Его можно было принять за местного крестьянина; да ведь все они приходились ему отдаленными или даже прямыми родственниками. То же мощное телосложение, такой же ватный халат и штаны, такие же грязные мозолистые ноги — дома он обуви не носил. Лицо украшает жидкая бородка, по-юношески черные волосы собраны на затылке в узел. Дом, где он обитает с учениками, не меньше других, но и не больше, с такими же земляными стенами и полом. Да и обстановка комнаты, куда ввел ее молодой послушник, прежде чем с поклоном удалиться, ничем особенным не выделяется — кровать, достаточно широкая, чтобы уместиться на ней вдвоем; соломенные циновки, табуреты, стол; на стене над каменным алтарем — каллиграфический свиток, пошедший бурыми пятнами и засиженный мухами; деревянный сундук для одежды, бронзовый ларец — несомненно, для книг; полдюжины мисок, чашек, пара тряпок и еще несколько обиходных мелочей. Окно загорожено от неистовства ветра деревянной ставней. Одинокий огонек лампы не в силах разогнать залегший по углам сумрак. Поначалу, войдя с улицы, Ли ощутила в доме запах, не то чтобы неприятный, но тяжелый, застоявшийся дух дыма и сала, навоза, принесенного на подошвах, человеческого тела — и столетий.

Усевшись, он поднял руку в благословении.

— Добро пожаловать. Да сопроводят тебя духи в Пути, — объявил он на диалекте горцев, устремив на прибывшую проницательный взор. — Хочешь ли ты сделать подношение?

— Я бедная странница, — низко поклонилась она.

— Мне говорили, — улыбнулся он. — Не страшись. Большинство приходящих считают, что дары помогут им заслужить благосклонность богов. Что ж, если это помогает им воспрянуть духом, — они правы. Но истинное пожертвование заключается в исканиях души. Садись, госпожа Ли, и давай познакомимся.

Как велели старейшины, она преклонила колени на соломенной циновке у его ног. Он не сводил с нее пристального взгляда.

— Ты сделала это совсем не так, как прочие женщины, каких я знал.
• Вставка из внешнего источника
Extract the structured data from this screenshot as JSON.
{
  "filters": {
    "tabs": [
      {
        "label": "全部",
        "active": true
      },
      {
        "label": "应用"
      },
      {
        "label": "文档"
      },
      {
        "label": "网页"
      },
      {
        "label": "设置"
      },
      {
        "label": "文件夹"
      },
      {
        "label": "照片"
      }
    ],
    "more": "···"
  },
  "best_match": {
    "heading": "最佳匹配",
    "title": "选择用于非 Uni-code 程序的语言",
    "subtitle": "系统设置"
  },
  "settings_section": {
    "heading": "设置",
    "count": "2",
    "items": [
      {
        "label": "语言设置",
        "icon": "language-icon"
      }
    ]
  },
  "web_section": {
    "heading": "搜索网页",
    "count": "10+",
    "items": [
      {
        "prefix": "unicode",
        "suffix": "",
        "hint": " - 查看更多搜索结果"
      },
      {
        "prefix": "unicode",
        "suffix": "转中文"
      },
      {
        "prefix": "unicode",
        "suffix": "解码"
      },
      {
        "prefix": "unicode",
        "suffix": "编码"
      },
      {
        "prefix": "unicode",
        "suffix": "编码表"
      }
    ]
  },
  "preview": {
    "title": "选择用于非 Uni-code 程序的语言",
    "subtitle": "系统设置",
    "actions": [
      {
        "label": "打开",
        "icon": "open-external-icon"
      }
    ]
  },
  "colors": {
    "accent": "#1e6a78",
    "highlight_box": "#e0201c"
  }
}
Да и говоришь ты по-другому.

— Я совсем недавно в этих краях, Учитель.

— Я хочу сказать, что речь твоя звучит не так, как речь жителя равнин, перешедшего на язык горцев.

— Я думала, что, находясь в Срединном царстве, неплохо изучила разные китайские наречия.

— Я тоже поскитался немало. — Он перешел то ли на говор шэньси, то ли на хунань, хоть и не совсем такой, каким он запомнился ей в тех богатых провинциях; да и употреблял его Учитель не без запинки. — Будет ли тебе покойнее, если мы станем изъясняться так?

— Я изучила этот говор в числе первых, Учитель.

— Давненько я… Но откуда же ты тогда?

Она подняла лицо, чтобы встретиться с ним взглядом. Сердце ее трепетало. С усилием, будто обуздывая дикую лошадь, она заставила голос звучать спокойно.

— Учитель, я рождена за морем, в стране Ниппон. Глаза его изумленно распахнулись.

— Далекий же путь прошла ты в поисках спасения.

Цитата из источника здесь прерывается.